Acceptance Speech on December 19, 1995
I feel very honored to be given any award that bears the name of Walt Whitman. Especially at this moment, when Federal programs to sustain the poor and disabled, the elderly and above all children, not to mention the environment, are being cut to the bone, New York State and its legislators need to remember what Whitman stood for. "This is what you shall do," he wrote. "Love the earth and sun and the animals, despise riches ... stand up for the stupid and crazy, devote your income and labor to others...have patience and indulgence toward the people." And he added, "[The poet] shall go directly to the creation."
The place of poetry in such a political season may seem negligible or even irrelevant, but in fact poetry has never been so needed. What else can so vividly and succinctly tell us who we are? What else dramatize who we are right now? Once in the late sixties I had a magical dream. I dreamed I was standing in front of a class, and as I stood there the walls of the classroom dissolved and the room became enormous, till it included figures sitting or lying on the grass outside, and some standing in clusters almost at the horizon, and I heard my own voice saying solemnly, as if it were the most important statement in the world, "Poetry is a means of expanding consciousness.”

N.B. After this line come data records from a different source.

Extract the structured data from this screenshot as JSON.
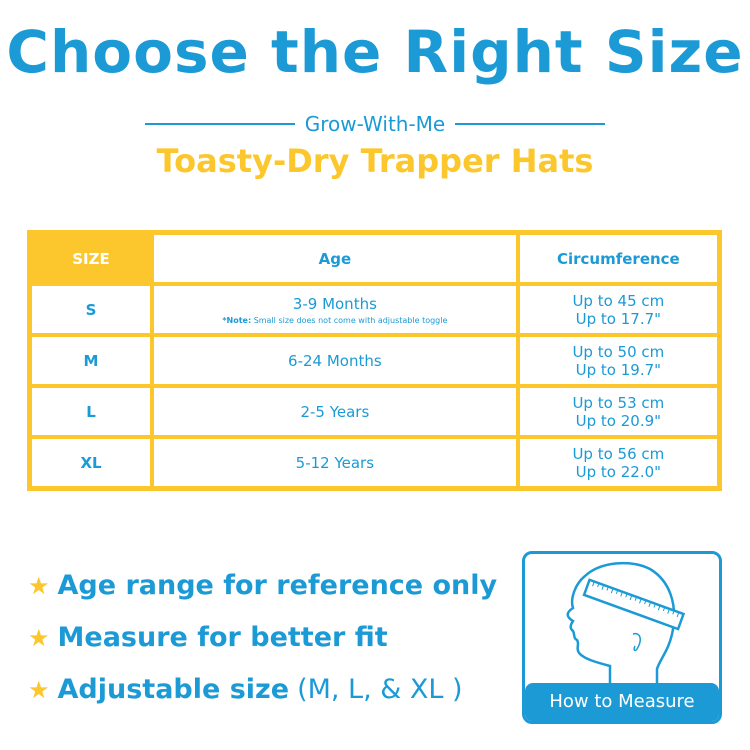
{
  "title": "Choose the Right Size",
  "subtitle": "Grow-With-Me",
  "product": "Toasty-Dry Trapper Hats",
  "colors": {
    "blue": "#1b9ad6",
    "yellow": "#fcc72c"
  },
  "table": {
    "headers": [
      "SIZE",
      "Age",
      "Circumference"
    ],
    "rows": [
      {
        "size": "S",
        "age": "3-9 Months",
        "note_label": "*Note:",
        "note": "Small size does not come with adjustable toggle",
        "cm": "Up to 45 cm",
        "in": "Up to 17.7\""
      },
      {
        "size": "M",
        "age": "6-24 Months",
        "cm": "Up to 50 cm",
        "in": "Up to 19.7\""
      },
      {
        "size": "L",
        "age": "2-5 Years",
        "cm": "Up to 53 cm",
        "in": "Up to 20.9\""
      },
      {
        "size": "XL",
        "age": "5-12 Years",
        "cm": "Up to 56 cm",
        "in": "Up to 22.0\""
      }
    ]
  },
  "bullets": [
    {
      "text": "Age range for reference only"
    },
    {
      "text": "Measure for better fit"
    },
    {
      "text": "Adjustable size",
      "suffix": "(M, L, & XL )"
    }
  ],
  "measure_label": "How to Measure"
}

That seemed funny enough when I woke up, but in fact poetry--like any art--exists to give everyone more life, and a people deprived of the arts will not know its own worth. This is the best and simplest reason I know to speak up for continued public arts funding, and it's what makes an organization like the New York State Writers Institute so valuable both practically and as a symbol. For poetry not only tells me who I am, it makes it possible for me to enter into the reality of others, to experience their sufferings and joys, to share their anger and their passion. It confirms the moment and it goes beyond the moment. It gives us a language for what we might otherwise never know we knew so well. It allows me to call Whitman my brother and Dickinson my sister, and as it transcends time, so it transcends the boundaries of race, class, and nation. Poetry is in fact the original melting-pot. It is therefore a very suitable medium for New York, the New York we all want to believe and walk around in.

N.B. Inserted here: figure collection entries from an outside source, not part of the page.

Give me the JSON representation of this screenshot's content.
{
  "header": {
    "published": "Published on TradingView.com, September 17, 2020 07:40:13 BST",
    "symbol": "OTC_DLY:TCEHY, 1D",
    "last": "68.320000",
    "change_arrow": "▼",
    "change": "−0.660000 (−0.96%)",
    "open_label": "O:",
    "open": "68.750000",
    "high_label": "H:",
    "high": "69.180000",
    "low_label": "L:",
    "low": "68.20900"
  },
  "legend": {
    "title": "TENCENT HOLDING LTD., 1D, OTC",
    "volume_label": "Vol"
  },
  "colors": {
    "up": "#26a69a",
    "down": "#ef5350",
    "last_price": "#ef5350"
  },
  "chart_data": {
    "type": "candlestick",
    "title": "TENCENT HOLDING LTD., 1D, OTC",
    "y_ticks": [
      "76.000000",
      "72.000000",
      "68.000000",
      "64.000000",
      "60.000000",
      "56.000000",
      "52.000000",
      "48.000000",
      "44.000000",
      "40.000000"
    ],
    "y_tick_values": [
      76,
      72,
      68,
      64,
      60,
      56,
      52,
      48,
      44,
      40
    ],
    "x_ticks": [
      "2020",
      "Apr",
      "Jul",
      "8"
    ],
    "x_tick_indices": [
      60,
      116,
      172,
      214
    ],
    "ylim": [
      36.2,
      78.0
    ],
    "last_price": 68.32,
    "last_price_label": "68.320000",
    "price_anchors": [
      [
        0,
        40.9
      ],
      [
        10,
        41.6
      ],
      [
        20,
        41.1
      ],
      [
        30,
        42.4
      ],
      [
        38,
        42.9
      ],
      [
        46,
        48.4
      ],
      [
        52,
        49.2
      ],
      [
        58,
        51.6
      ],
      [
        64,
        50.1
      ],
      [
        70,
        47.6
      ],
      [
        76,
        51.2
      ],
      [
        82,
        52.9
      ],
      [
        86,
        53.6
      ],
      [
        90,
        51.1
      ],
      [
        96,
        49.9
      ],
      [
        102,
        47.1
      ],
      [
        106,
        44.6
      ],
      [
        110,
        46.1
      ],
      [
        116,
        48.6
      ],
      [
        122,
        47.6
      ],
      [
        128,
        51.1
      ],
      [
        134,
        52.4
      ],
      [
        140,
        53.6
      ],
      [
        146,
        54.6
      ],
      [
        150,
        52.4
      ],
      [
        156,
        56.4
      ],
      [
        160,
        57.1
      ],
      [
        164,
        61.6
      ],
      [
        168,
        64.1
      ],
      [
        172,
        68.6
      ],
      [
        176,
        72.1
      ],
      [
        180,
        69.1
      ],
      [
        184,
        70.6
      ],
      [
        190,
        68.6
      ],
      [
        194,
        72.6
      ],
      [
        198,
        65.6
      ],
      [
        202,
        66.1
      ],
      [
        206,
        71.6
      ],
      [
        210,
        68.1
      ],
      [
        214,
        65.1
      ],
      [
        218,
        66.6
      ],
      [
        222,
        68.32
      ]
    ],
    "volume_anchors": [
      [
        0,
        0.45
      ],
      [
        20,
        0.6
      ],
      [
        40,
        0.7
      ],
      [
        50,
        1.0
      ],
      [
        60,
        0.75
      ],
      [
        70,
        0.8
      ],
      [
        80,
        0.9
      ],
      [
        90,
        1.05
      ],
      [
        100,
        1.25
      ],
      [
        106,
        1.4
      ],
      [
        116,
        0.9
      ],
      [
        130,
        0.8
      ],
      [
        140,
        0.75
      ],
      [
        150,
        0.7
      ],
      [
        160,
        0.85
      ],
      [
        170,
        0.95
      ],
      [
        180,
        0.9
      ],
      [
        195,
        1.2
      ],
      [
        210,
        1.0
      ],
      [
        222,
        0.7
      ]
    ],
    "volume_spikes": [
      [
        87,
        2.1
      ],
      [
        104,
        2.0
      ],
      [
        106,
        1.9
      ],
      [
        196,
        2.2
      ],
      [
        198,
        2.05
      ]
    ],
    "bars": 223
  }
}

Stanley Kunitz, who has just turned ninety, said recently, "I dream of an art so transparent that you can look through and see the world." For the poet, the act of making a poem is a marvelous exercise in freedom. Disparate elements come together, there is indeed a sense of expansion and the possibility of change. But ultimately, it is the reader's poem. For the reader too there must be the dance of meaning and relationship. The reader of a true poem may feel first a rush of pleasure, then a sudden access of power. What is that about? We talk a lot these days about empowerment. At the heart of the democratic process lies the conviction not just of the worth of each person but of each person's autonomy. In trusting us with its secrets the poem breathes responsible life into the words. Thank you once again for being here. I am very grateful and very honored to accept the Walt Whitman Citation of Merit as New York State Poet for 1995-1997.